Note: The provisions of section 10(9A) shall not be applicable with effect from Assessment Year 2023-24. [Amendment by the Finance Act, 2022]
Income received by certain foreign companies in Indian currency for import of crude oil etc. [Section 10(48)]
Any income received in India in Indian currency by a foreign company on account of sale of crude oil, any other notified goods or rendering of notified services to any person in India is exempt from tax provided-
(i) receipt of such income in India by the foreign company is pursuant to an agreement or an arrangement entered into by the Central Government or approved by the Central Government;
(ii) having regard to the national interest, the foreign company and the agreement or arrangement are notified by the Central Government in this behalf; and
(iii) the foreign company is not engaged in any activity, other than receipt of such income, in India.
Any income of a foreign company on account of storage and sale of crude oil [Section 10(48A)]
Any income arising to a foreign company through storage of crude oil in a facility in India and sale therefrom to any person resident in India is exempt from tax provided that-
a) the storage and sale by the foreign company is pursuant to an agreement or an arrangement entered into by the Central Government or approved by the Central Government; and
b) having regard to the national interest, the foreign company and the agreement or arrangement are notified by the Central Government in this behalf
Any income of a foreign company on account of sale of leftover stock of crude oil [Section 10(48B)]
Section 10(48B) provides that any income accruing or arising to a foreign company on account of sale of leftover stock of crude oil, if any, from a facility in India after the expiry of an agreement or an arrangement or on termination of said agreement in accordance with the terms mentioned therein shall be exempt subject to such conditions as may be notified by the Central Government in this behalf.
Lease rent of an aircraft [Section 10(15A)]
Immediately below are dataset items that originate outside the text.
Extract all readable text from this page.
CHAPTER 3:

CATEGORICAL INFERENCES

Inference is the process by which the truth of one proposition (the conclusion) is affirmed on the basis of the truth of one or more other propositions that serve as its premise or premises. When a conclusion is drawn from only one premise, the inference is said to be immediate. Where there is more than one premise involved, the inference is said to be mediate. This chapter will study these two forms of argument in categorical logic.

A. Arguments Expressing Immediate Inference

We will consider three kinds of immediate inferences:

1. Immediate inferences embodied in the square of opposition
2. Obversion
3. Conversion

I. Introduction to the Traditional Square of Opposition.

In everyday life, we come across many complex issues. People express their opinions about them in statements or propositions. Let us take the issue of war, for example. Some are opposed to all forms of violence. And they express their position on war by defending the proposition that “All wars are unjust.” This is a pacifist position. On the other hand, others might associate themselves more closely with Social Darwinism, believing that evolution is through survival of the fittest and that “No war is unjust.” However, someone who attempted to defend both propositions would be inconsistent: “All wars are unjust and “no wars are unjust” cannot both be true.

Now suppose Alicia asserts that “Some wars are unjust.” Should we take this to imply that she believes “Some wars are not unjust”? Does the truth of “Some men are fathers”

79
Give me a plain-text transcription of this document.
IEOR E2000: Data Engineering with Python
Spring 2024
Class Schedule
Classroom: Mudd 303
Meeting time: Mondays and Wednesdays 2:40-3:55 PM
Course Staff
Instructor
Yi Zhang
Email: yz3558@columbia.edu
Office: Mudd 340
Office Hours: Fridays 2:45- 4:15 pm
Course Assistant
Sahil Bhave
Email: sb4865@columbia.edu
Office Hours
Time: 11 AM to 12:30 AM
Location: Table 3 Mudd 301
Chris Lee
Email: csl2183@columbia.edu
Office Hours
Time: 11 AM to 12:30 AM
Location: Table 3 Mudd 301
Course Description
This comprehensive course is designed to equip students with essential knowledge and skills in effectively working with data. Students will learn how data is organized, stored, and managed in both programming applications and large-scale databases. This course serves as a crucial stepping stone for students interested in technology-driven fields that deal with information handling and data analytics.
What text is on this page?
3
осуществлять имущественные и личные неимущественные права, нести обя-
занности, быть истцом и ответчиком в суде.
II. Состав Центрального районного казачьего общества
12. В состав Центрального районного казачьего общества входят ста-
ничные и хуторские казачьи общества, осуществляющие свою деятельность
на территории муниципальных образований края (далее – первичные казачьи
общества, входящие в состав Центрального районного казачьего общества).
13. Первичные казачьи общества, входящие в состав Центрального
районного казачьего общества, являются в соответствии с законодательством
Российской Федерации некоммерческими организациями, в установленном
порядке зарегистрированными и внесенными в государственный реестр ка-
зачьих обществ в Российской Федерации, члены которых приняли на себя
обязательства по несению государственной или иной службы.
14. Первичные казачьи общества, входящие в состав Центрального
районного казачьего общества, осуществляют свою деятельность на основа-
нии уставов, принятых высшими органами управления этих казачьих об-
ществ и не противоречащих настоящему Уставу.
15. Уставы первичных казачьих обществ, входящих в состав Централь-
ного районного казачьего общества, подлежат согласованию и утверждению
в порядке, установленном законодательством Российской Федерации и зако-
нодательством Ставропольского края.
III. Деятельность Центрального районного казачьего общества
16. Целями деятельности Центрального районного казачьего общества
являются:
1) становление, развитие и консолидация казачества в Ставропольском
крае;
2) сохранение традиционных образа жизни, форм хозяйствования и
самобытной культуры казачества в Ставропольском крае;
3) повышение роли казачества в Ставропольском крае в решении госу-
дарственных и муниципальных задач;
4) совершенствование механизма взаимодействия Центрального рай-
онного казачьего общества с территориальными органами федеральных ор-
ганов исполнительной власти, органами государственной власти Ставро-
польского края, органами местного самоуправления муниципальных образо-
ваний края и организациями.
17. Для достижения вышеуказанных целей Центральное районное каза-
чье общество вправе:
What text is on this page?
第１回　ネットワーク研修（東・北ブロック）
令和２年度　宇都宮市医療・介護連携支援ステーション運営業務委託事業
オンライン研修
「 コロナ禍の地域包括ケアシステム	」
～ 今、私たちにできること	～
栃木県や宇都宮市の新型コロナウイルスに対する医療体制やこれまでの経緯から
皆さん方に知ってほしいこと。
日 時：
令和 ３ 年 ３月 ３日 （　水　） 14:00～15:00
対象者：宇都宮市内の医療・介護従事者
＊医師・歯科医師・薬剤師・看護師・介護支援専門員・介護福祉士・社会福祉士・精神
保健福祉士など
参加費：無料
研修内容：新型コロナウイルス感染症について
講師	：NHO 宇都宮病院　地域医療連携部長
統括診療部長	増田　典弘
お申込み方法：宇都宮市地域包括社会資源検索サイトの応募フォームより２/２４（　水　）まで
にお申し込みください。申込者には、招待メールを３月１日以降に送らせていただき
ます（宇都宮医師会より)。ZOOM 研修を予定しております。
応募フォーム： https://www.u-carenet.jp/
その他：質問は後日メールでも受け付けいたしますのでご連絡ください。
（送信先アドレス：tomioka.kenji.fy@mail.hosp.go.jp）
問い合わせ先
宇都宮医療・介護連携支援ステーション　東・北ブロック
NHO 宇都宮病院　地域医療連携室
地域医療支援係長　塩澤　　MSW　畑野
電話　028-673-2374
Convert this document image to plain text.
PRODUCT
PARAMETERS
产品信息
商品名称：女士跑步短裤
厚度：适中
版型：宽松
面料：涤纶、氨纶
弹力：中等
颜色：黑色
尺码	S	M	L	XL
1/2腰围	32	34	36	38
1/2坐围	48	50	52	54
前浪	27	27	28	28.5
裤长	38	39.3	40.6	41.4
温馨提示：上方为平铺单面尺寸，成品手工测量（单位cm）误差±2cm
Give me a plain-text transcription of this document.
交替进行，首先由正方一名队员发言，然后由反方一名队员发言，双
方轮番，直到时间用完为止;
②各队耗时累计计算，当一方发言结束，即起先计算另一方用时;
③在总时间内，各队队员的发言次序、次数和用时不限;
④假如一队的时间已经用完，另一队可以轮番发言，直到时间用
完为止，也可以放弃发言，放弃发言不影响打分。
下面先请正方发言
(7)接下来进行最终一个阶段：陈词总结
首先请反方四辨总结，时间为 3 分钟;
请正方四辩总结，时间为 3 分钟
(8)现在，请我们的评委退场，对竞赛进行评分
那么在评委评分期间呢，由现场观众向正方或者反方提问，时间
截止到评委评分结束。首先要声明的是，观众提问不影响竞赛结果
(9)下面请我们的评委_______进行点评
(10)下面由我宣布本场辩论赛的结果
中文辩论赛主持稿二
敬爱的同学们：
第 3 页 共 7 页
Lease rent of an aircraft or an aircraft engine paid to a foreign Government or to a foreign enterprise by an Indian company, engaged in the business of operation of aircraft is not taxable in the hands of such foreign Government or non-resident concern, if such payment is in pursuance of an agreement (approved by the Central Government) made before April 1, 1997 or after March 31, 1999 but before April 1, 2007. If such agreement is entered into during April 1, 1997 and March 31, 1999 or after March 31, 2007, then exemption under section 10(15A) is not available. However, in such a case, if tax on such payments is borne by the payer, then tax so borne by the payer is exempt in the hands of payee under section 10(6BB), provided agreement is approved by the Central Government.